Albert Göring ging es unterdessen sehr gut. Er lebte mit seiner zweiten Frau in Dessau und trat dort 1925 eine Stelle in Professor Hugo Junkers’ Kaloriferwerk an. Junkers war vor allem für seine Erfolge in der Luftfahrtindustrie bekannt, doch den Großteil der Betriebseinnahmen generierte die Herstellung von Boilern und Heizungssystemen. In diesem Bereich arbeitete auch Albert. Schon 1928 wurde er zum Verkaufsrepräsentanten für Österreich, Ungarn und die südliche Tschechoslowakei befördert.46 Das ermöglichte ihm den Umzug nach Wien und, was wichtiger war, den Wegzug aus dem Zugriffsbereich von Hermann Görings SA und ihrer hasserfüllten Propaganda.

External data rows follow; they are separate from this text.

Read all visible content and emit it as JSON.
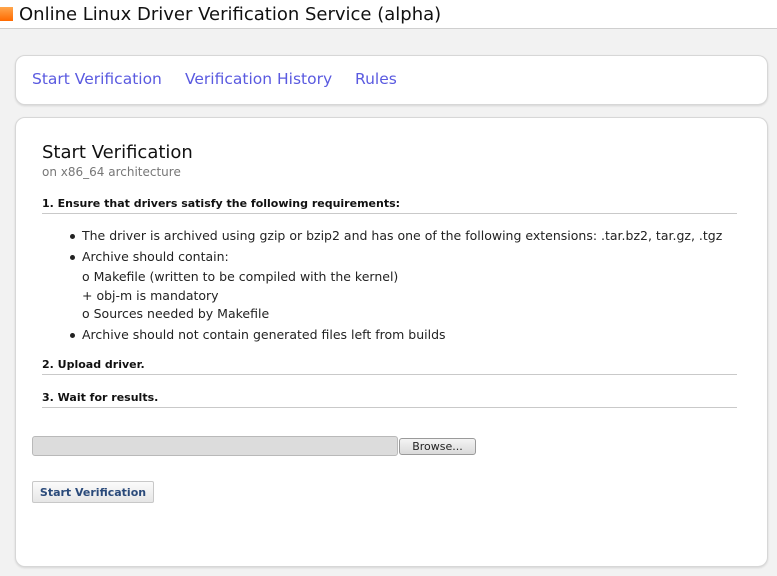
{
  "header": {
    "title": "Online Linux Driver Verification Service (alpha)",
    "icon": "orange-square-icon",
    "accent_color": "#ff8a2a"
  },
  "nav": {
    "start_verification": "Start Verification",
    "verification_history": "Verification History",
    "rules": "Rules",
    "link_color": "#5a5ae0"
  },
  "main": {
    "title": "Start Verification",
    "subtitle": "on x86_64 architecture",
    "steps": [
      "1. Ensure that drivers satisfy the following requirements:",
      "2. Upload driver.",
      "3. Wait for results."
    ],
    "requirements": {
      "archive_format": "The driver is archived using gzip or bzip2 and has one of the following extensions: .tar.bz2, tar.gz, .tgz",
      "archive_contain": "Archive should contain:",
      "makefile": "o Makefile (written to be compiled with the kernel)",
      "objm": "+ obj-m is mandatory",
      "sources": "o Sources needed by Makefile",
      "no_generated": "Archive should not contain generated files left from builds"
    },
    "upload": {
      "file_value": "",
      "browse_label": "Browse..."
    },
    "submit_label": "Start Verification"
  }
}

In seiner neuen Stellung war Albert in seinem Element. Er bereiste ständig Budapest und Prag und lud seine Kunden in die schönsten Wiener Kaffeehäuser und Restaurants ein. »Nach seinen eigenen Erzählungen hat er sich in dem Dreieck zwischen Wien, Prag und Budapest immer am wohlsten gefühlt – damals war das das eigentliche Zentrum Europas«, erinnert sich Edda Göring, Hermann Görings einzige Tochter, Alberts Nichte. »Dort arbeitete er. Dort hatte er die meisten Freunde. Das war seine Welt. Er passte dort sehr gut hin, so elegant, charmant, intelligent und humorvoll, wie er war.«47

 

In der halbseidenen Welt der Cabarets, der stilvollen Grandezza osteuropäischer Kaffeehäuser und Klubs trat Albert aus dem Schatten seines großen Bruders hervor. Er entwickelte sich zu einer facettenreichen Gestalt: Halb heimlicher Held, halb rücksichtsloser Hedonist und Herzensbrecher. An dieser Stelle meiner Nachforschungen bekomme ich zum ersten Mal das Gefühl, nicht einem Stapel alter Fotos und Notizen gegenüberzusitzen, sondern einer Persönlichkeit, nach der ich fast die Hand ausstrecken könnte. In den unheilschwangeren dreißiger Jahren des 20. Jahrhunderts betritt der wahre, erwachsene Albert Göring die Bühne der Geschichte.